Saturday, February 21, 2004

johnworldpeace.com
United Nations

I've been thinking about the UN Convention on Drug Control, since the Washington Office on Latin America issued a policy paper on the subject this week. Numerous UN conferences and summits have been devoted to negotiating a global consensus on an approach to illicit drugs and achieve the convention's unrealistic mandate "to achieve significant and measurable results in reducing world drug supply and demand".

Cracks in the Consensus - The UN Drug Control Debate examines the flaws in the logic of this convention and the growing mutiny of the participating countries who are turning to more humane and pragmatic approaches in the face of the failures and harms associated with strict prohibition.

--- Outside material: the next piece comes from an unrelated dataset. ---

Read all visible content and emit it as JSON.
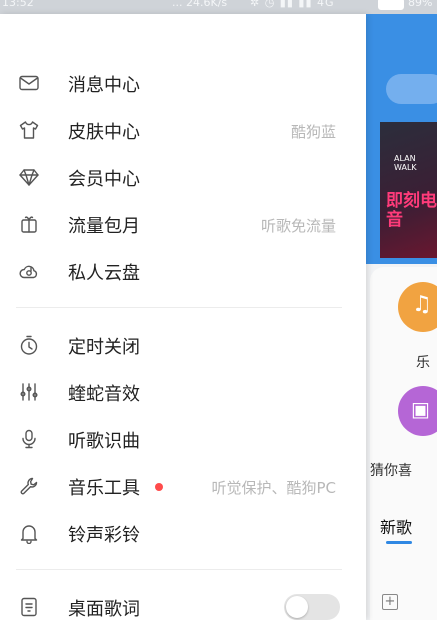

This comprehensive report written by Martin Jelsma and Pien Metaal of the Transnational Institute explains the complicated history of the UN involvement in the war on some drugs from the first drug control treaty enacted in 1961 to the disappointing reiteration of its unrealistic agenda to completely eliminate so-called illicit drugs at the convening of the UN Drug committee UNGASS at Vienna in 2003.

It makes clear how four decades of prohibition have been driven by US intimidation in the form of foreign aid, either offered or withdrawn, based on compliance with the eradication/interdiction model of drug control and renders in depressing detail the manifest ill effects of these policies around the globe.

However, the report also notes a growing "coalition of the willing" among member countries, who with the help of many committed NGOs, are cracking the armor of the US enforced prohibition consensus with harm reduction strategies and humanitarian policy reforms that are demonstrably working to alleviate the costs of drug abuse where the prohibition has failed.

Jelsma and Metaal cite the Netherlands, Switzerland, Portugal, Germany, Belgium, Greece, the UK, Hungary, Slovenia, Canada, New Zealand and Australia as the willing who, with the source countries in the South such as Mexico, Brazil, Jamaica, Uruguay, Peru and many others, might band together to fight the domination of international consensus by US interests.

In a way it sounds almost too simple a solution to me for such a complicated problem, but I liked the logic and I'd recommend it for a lazy Sunday afternoon read.